Full-time entertainers

2025.04.29

Social networks turned me into a full-time entertainer and entertained person. They managed to detach me from the real world, keeping me busy thinking about how to entertain people or starving to stay up to date because boredom became uncomfortable. This led to peaks of anxiety that I had never experienced before, and a lack of joy for things that used to be enjoyable because I started doing them just to talk about them. I tried to escape this many times, but I always fall back, like addicts experience with drugs. I became addicted to those dynamics.

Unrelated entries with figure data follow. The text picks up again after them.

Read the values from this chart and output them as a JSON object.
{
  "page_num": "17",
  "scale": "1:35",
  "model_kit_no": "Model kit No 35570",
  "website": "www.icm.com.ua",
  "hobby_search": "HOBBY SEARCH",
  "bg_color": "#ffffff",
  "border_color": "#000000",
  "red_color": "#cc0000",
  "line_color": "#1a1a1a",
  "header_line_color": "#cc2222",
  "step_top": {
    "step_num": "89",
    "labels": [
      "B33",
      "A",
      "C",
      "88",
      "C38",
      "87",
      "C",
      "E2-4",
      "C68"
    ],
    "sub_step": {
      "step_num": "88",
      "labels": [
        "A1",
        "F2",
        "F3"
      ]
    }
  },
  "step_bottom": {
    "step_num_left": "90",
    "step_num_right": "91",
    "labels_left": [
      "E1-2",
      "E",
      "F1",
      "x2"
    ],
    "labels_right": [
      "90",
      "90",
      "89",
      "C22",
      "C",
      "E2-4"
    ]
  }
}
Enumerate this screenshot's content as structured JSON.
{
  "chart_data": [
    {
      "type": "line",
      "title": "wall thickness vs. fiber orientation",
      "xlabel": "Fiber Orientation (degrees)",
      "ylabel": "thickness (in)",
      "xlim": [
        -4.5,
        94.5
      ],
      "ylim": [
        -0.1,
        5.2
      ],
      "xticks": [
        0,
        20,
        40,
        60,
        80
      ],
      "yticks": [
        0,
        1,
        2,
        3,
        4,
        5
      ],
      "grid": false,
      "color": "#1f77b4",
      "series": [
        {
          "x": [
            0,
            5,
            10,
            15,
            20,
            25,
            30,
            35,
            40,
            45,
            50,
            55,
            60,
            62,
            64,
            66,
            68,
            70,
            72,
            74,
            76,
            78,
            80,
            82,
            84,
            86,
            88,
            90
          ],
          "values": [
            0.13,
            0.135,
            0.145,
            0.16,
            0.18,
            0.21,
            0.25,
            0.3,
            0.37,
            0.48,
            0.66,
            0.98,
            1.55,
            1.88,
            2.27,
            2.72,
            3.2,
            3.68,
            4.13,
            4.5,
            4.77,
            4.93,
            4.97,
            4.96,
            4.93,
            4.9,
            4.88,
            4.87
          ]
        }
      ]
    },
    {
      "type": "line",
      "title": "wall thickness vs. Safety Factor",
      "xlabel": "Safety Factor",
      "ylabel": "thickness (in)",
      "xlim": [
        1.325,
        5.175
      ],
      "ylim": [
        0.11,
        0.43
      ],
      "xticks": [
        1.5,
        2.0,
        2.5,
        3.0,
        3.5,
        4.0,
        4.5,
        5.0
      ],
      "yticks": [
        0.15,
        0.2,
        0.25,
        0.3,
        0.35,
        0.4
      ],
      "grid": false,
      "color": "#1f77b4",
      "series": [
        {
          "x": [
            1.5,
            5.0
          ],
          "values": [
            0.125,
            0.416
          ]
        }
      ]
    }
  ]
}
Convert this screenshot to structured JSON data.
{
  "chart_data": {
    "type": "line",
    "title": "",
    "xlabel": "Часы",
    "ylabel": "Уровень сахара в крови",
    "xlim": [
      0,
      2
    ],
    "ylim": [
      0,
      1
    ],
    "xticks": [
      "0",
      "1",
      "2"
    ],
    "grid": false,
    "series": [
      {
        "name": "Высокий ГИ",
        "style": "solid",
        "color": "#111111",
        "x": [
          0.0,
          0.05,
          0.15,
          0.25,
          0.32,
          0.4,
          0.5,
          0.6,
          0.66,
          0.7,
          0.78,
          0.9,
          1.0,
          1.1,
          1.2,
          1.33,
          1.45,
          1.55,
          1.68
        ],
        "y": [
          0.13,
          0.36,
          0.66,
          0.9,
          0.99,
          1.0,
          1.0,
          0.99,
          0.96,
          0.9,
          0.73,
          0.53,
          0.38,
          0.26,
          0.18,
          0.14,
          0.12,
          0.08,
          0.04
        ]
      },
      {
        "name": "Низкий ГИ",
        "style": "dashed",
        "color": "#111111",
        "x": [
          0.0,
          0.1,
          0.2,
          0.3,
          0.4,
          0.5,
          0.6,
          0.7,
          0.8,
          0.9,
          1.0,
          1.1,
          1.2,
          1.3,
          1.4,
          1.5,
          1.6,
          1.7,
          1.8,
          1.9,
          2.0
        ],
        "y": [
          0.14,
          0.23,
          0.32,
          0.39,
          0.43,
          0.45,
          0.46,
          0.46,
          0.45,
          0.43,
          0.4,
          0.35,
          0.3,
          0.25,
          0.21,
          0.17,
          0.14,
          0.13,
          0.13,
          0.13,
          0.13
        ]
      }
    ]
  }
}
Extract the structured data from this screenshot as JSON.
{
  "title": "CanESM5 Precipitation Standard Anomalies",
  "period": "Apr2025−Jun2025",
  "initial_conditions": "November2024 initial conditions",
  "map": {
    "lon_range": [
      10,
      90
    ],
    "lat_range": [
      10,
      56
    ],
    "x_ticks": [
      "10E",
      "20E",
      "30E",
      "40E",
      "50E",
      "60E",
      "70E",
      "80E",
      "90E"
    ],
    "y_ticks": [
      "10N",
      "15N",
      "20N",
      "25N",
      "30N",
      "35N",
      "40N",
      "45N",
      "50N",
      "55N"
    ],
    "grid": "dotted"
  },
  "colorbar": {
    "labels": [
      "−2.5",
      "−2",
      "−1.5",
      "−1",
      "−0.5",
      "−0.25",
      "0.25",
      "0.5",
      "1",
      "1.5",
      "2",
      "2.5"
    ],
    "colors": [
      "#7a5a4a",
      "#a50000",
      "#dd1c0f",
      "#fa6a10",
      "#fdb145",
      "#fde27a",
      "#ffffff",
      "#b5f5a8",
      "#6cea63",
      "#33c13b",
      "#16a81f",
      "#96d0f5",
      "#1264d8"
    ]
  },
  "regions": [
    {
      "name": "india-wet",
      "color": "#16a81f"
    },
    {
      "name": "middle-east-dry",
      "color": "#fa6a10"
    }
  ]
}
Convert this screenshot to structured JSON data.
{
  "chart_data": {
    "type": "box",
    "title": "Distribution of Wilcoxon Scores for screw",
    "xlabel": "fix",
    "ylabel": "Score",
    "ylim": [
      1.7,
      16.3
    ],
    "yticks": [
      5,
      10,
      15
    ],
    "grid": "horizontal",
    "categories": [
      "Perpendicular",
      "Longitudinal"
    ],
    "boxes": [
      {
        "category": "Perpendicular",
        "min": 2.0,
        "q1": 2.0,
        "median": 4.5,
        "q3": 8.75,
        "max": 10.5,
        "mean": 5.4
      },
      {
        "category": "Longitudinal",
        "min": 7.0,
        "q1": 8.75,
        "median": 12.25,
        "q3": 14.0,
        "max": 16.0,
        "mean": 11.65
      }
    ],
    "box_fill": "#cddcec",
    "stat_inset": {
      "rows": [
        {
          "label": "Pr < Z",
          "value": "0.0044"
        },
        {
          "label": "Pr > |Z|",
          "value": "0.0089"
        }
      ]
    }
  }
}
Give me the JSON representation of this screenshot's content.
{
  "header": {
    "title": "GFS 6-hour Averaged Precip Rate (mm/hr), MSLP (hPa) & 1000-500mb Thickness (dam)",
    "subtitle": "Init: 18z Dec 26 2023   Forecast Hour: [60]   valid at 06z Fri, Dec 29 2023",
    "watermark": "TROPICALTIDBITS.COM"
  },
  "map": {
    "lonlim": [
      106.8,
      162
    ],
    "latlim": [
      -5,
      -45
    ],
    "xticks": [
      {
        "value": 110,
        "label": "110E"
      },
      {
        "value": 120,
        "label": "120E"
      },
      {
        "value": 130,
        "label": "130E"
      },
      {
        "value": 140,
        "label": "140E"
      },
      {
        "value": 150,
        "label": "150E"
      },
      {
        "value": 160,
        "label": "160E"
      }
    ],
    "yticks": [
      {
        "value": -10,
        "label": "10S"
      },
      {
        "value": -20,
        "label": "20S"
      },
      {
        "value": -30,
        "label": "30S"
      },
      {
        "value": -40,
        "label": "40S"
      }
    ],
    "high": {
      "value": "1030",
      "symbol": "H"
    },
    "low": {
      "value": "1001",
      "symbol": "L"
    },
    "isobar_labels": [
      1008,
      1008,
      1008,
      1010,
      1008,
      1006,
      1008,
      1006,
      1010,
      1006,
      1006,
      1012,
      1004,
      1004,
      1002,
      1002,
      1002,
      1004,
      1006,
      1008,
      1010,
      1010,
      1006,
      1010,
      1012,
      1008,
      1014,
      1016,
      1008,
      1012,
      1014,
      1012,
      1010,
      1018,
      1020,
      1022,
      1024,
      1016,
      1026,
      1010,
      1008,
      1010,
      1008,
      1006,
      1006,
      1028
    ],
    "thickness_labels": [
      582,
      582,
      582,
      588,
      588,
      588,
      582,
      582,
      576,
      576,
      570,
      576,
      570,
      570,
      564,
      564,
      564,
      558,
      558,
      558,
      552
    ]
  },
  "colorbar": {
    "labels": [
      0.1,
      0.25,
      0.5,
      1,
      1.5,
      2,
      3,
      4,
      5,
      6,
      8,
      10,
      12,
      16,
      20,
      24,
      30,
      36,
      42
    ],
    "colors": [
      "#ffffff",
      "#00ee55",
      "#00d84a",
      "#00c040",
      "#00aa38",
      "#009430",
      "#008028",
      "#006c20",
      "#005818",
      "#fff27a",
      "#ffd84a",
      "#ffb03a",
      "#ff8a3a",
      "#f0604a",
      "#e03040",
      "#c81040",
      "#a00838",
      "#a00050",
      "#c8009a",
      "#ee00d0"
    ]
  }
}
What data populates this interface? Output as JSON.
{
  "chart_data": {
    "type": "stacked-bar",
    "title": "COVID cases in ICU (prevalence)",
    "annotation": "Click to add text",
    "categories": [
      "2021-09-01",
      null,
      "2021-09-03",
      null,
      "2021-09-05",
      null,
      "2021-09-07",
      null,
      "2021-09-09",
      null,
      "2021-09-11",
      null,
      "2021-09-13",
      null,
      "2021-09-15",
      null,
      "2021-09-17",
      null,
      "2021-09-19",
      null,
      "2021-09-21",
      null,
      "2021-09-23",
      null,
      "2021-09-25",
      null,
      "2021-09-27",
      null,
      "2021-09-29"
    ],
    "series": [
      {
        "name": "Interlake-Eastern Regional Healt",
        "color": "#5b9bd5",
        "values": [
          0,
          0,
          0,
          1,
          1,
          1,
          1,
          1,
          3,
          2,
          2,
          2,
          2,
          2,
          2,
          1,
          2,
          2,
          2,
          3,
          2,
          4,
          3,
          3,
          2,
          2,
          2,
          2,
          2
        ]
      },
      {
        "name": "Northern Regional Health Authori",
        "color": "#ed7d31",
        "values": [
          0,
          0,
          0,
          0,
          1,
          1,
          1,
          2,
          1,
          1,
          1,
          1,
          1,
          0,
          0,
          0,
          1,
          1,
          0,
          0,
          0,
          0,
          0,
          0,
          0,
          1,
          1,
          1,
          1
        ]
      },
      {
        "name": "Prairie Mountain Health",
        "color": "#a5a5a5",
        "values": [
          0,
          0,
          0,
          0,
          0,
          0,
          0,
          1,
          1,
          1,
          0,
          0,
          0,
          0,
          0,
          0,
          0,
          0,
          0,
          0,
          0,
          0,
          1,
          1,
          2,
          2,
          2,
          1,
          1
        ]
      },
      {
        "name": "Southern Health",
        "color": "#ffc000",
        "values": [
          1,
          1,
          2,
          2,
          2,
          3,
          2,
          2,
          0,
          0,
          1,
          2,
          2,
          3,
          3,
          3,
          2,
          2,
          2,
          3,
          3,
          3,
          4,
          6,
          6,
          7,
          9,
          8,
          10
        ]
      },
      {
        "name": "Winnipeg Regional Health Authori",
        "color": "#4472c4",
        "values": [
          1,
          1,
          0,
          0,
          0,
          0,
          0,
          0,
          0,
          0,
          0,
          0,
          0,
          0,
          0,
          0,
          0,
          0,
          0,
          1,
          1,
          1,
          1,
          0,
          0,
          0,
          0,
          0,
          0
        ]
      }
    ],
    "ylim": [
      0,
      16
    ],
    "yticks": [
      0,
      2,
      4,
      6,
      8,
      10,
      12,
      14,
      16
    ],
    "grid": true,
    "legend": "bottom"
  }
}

The thing is that I’m aware that this is unhealthy. I don’t like it. But there’s this idea that I’ve built a brand, either mine or Tuist‘s, that would fade if I’m not active where everyone is. It’s a bit nonsensical, because we have no control on those platforms over how we are presented. Perhaps a brand might even deteriorate there because you might end up morphing it into a meme-posting machinery, but still, that thought is recurrent, and I believe it is the trigger that brings me back, along with the idea that people are talking about the new thing. So what? 5 new vibe coding tools, an add-AI-to-x tools, and a couple of new JS frameworks… Again, so what? I don’t want to sound cynical. I like tech, but a big part of the industry is hype cycles, because the tech industry is technology embedded in capitalism, and therefore it needs to reinvent itself. Today you are generating Ghibli Studio images, and tomorrow you’ll be generating your TikTok dances, the day after you’ll be an expert in the process of electing the new Pope, and in two weeks you’ll show your expertise in power outages in Spain.

I’m happy we decided this is not the game we want to play with Tuist. It’s stressful, tiring, and takes the focus away from the joy of the craft, which is what we love doing. It feels uncomfortable at times. Should we be doing like the others? But at the end of the day, we don’t control those algorithms. They are controlling us and making us part of the exploiting machinery, ensuring there’s stuff we can feed people with. We are placing a focus on our blog. Writing from the passion for what we love, and going deep into those topics. Embracing standards such that people can pull the content when and how they feel. If we are present on any social platform, we try to be on the ones that we think haven’t “enshittified” yet.

I’m trying again. I want to be present. I want to remain mentally healthy. I want to shift the focus from the telling to the doing. I don’t want to feel like a zombie hamster starving for “new” stuff, or feeling I have to contribute to keep other hamsters fed too.